Tuesday, November 6, 2007

Money (Part II) and Wealth (Part I, I guess)

In my last Pulitzer-winning entry to this blog, I wrote about money, and how it replaced the barter system. To see this previous entry, you'd have to scroll down.

Well I kind of lied. It didn't replace the barter system, it just made it easier to work with. Keep in mind that money isn't wealth, as it has no inherent value. Nothing has inherent value. But if money isn't wealth, then what the heck is? What's a wealthy person if not somebody rolling in dough? And I'm not talking about a guy who fell into the dough vat at Entemenn's and is trying to free himself. He's a goner and dough vats are death sentences.

Anyway, wealth is made up of actual things, and money is just used as an exchange medium to smooth the process along. Let's use a barter example. Farmer Brown wants to use a bag of grain from his farm to buy shoes for his horse from the blacksmith.
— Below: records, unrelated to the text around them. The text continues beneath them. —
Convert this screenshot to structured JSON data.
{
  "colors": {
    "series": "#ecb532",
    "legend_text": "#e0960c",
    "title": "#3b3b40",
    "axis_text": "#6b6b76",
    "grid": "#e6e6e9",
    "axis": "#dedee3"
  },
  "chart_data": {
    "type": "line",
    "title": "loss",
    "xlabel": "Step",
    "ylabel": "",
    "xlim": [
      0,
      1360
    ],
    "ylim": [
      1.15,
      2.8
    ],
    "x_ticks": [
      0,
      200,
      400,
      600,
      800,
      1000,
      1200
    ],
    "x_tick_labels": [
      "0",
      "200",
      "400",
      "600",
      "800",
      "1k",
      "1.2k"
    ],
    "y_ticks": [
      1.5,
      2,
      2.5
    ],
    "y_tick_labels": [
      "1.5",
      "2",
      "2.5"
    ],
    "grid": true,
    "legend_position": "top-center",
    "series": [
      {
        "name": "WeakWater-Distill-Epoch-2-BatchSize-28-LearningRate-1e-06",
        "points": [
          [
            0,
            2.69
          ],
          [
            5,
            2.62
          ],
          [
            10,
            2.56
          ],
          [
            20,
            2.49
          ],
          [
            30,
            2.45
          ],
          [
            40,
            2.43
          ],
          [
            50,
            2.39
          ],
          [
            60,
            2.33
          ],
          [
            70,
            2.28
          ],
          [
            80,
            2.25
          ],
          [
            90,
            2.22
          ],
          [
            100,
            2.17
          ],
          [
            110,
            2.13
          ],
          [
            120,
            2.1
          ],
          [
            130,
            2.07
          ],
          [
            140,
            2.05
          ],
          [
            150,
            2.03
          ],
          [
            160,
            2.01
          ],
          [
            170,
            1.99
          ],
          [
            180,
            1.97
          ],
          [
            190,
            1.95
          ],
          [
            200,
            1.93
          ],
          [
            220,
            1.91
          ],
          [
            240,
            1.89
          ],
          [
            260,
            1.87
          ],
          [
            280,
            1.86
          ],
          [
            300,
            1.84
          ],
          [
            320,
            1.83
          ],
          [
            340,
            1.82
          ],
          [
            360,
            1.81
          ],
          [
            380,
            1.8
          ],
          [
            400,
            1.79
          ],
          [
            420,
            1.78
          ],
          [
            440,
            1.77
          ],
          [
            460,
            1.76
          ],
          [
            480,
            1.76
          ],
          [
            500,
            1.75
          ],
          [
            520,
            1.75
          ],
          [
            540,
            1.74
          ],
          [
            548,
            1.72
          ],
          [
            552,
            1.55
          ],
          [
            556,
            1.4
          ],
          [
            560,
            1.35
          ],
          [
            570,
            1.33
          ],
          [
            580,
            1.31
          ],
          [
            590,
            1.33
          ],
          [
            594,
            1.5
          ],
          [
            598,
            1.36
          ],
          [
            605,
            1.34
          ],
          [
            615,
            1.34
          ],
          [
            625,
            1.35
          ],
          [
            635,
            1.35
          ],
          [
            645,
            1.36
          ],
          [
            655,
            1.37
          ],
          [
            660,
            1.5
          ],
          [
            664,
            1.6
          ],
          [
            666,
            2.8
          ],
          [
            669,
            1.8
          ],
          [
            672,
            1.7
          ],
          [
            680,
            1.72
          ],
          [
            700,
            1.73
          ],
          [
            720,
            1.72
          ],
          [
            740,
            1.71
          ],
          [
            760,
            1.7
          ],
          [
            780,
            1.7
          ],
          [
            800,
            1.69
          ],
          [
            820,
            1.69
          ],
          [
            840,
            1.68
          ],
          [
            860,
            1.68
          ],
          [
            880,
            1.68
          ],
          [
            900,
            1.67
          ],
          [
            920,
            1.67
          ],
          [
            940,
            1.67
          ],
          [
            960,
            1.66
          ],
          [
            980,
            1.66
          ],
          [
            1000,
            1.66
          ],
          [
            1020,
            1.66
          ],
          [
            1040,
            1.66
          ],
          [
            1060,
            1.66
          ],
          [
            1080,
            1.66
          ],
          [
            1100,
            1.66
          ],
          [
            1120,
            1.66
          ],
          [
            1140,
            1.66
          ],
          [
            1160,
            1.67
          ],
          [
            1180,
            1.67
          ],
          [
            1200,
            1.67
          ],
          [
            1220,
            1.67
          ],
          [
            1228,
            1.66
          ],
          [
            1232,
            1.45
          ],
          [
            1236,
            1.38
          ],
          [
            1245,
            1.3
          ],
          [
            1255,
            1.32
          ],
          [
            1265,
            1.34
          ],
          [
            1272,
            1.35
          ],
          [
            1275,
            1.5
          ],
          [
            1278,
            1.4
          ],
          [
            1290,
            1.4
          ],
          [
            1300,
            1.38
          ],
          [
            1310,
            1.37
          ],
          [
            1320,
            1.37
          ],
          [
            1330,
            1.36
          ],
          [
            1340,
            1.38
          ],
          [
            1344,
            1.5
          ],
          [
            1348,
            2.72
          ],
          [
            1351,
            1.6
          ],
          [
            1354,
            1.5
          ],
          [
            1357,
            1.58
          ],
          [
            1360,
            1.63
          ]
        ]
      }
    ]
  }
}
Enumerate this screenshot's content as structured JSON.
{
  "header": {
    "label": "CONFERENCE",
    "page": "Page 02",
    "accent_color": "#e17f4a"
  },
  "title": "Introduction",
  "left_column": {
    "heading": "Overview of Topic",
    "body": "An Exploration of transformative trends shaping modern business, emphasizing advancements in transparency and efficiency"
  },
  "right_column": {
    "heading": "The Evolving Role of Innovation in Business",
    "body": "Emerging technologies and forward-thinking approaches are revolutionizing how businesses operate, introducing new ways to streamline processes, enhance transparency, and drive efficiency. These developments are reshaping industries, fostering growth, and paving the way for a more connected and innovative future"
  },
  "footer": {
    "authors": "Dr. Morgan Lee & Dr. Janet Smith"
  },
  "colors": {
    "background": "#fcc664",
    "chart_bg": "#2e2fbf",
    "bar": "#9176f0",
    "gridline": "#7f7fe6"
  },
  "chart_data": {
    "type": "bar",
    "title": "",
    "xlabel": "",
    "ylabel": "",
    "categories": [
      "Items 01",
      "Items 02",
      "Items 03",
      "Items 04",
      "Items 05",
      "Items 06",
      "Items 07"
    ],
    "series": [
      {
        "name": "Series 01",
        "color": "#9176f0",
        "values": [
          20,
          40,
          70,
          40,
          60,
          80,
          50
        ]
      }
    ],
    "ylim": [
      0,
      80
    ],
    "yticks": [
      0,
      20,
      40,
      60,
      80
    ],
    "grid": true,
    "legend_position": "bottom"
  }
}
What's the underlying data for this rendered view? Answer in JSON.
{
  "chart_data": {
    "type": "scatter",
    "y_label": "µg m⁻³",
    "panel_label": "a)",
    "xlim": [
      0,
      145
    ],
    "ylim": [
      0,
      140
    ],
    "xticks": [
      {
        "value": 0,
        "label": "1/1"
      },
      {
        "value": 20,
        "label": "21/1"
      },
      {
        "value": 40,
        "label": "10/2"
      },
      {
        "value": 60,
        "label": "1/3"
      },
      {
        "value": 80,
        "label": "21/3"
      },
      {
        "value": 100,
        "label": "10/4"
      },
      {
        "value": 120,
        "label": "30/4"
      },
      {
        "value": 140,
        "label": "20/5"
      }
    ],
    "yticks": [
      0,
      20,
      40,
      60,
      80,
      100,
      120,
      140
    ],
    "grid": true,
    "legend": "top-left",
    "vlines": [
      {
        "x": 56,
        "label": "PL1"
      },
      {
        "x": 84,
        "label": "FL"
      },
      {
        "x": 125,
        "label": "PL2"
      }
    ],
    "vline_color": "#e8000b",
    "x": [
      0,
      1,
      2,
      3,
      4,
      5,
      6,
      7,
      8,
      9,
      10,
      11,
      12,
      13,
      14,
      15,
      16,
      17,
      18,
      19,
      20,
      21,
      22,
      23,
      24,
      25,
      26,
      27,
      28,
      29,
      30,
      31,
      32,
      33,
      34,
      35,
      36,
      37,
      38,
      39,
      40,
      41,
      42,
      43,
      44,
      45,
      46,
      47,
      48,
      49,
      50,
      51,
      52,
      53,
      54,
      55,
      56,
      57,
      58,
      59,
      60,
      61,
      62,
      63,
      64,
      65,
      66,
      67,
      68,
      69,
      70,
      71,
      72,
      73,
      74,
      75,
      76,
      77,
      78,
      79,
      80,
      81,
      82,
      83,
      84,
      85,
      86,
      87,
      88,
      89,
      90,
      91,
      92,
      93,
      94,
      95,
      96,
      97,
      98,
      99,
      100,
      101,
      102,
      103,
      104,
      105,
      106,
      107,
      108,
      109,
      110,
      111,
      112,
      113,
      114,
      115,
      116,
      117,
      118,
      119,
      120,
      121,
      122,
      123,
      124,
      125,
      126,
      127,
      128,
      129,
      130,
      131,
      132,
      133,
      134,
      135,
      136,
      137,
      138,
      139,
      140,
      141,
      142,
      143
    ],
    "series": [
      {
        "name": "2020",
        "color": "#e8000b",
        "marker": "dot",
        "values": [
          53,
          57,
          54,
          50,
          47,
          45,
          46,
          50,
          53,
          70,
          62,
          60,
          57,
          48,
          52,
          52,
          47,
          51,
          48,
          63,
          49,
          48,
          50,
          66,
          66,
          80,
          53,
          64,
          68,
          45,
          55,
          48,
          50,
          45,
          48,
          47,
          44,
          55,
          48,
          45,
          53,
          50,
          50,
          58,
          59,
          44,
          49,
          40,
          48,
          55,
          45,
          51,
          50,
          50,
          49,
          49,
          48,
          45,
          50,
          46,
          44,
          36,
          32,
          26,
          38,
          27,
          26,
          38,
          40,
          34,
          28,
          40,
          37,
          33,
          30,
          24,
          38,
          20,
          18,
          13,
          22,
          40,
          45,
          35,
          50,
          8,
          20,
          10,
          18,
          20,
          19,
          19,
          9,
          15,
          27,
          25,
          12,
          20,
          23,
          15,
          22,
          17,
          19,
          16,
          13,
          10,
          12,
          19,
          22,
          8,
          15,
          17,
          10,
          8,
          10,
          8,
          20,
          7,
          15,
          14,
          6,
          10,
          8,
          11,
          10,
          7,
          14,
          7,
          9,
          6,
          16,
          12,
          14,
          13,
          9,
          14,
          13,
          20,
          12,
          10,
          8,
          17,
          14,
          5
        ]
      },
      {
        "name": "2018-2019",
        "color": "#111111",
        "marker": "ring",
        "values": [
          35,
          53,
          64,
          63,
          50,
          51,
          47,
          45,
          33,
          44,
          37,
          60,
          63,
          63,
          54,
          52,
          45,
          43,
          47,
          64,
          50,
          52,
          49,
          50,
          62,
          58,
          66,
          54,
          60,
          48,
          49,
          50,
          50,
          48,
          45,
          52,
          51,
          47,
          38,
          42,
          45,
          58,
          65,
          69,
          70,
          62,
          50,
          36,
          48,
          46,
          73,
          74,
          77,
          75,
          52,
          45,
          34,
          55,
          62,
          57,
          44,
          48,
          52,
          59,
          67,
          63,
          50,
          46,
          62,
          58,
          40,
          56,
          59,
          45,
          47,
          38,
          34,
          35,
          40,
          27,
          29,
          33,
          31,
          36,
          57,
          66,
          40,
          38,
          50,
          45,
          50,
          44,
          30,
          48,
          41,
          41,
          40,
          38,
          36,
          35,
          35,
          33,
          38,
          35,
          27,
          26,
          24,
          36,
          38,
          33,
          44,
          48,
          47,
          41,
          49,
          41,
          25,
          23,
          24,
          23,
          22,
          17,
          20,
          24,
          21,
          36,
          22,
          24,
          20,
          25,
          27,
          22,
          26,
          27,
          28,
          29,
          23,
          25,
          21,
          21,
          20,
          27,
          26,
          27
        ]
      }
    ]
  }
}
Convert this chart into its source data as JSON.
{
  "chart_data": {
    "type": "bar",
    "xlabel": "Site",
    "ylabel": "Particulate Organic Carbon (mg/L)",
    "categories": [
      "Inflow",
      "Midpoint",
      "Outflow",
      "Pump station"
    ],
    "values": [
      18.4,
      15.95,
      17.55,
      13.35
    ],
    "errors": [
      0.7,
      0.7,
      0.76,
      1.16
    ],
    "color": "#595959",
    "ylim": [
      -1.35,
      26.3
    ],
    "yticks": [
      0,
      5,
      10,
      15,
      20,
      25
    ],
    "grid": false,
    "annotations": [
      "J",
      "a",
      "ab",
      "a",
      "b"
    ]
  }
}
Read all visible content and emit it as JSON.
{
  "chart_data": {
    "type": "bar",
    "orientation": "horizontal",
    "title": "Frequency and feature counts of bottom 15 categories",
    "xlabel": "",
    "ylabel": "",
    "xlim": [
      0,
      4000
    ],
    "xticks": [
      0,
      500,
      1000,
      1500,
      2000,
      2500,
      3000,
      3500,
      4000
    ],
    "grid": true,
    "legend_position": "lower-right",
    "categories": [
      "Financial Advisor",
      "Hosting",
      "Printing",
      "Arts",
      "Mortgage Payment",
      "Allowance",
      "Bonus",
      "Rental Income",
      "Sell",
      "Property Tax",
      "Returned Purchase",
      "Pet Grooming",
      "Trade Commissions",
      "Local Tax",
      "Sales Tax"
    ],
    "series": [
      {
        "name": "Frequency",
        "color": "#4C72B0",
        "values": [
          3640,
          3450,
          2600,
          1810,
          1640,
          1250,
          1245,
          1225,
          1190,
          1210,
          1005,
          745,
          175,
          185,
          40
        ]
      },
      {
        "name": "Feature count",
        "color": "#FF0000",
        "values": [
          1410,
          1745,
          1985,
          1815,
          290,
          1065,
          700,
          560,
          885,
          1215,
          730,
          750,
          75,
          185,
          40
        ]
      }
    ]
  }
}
What's really being traded is the "market value" of Farmer Brown's production, in this case a bag of grain. Now what if instead of the barter system we had money? Well, Farmer Brown would buy horse shoes with money instead. But what's really changed? He got that money by selling his grain. On a fundamental level, he's still using the market value of his production to buy things, only it's money, because having one standard thing that everybody accepts--and can be exchanged with and valued against other commodities--makes things work in case the local blacksmith is allergic to grain.

Or maybe it's you, using the money you earned from your job at McDonald's to buy socks. The labor you gave McDonald's resulted in a certain amount of production, which was worth a certain amount, which was your wage. Instead of buying socks with hamburgers and fast service though, you bought it with money. McDonald's gave you money for your production so you could trade the value of your production in at the store to get socks. Your purchasing power is proportional to the value of your production, ya see? That's what determines wages--productivity.

In these hypothetical exchanges, the actual wealth involved was grain and horse shoes in the first example, and fast food and service and socks in the second example. Money wasn't the wealth, it was just an exchange medium. This distinction is important to keep in mind because it leads to fallacies about economics. When you want to gauge a person's wealth, or a group of peoples' wealth, or a nation's wealth, you don't want to count their money--you want to see what things they actually own. It doesn't make sense to complain about the price of things going up if peoples' income is going up in proportion with rising prices--people still have the same purchasing power.

By the same token, if prices in general are falling (due to businesses becoming more efficient and not because of deflation--more on this later), it is the same effect as everybody having a higher income. In other words, when a Wal-Mart moves into your neighborhood, your income goes up. :-) This economic principle bothers the Wal-Mart haters of the world, but it makes for a great example.

Look around you, at the things in your house. Look at the computer you're reading this off of. All of that stuff is your wealth, not what's in your bank account. Remember this and economics will make more sense, especially when it comes to doohickeys like inflation, deflation, stagflation, claymation, and PlayStation.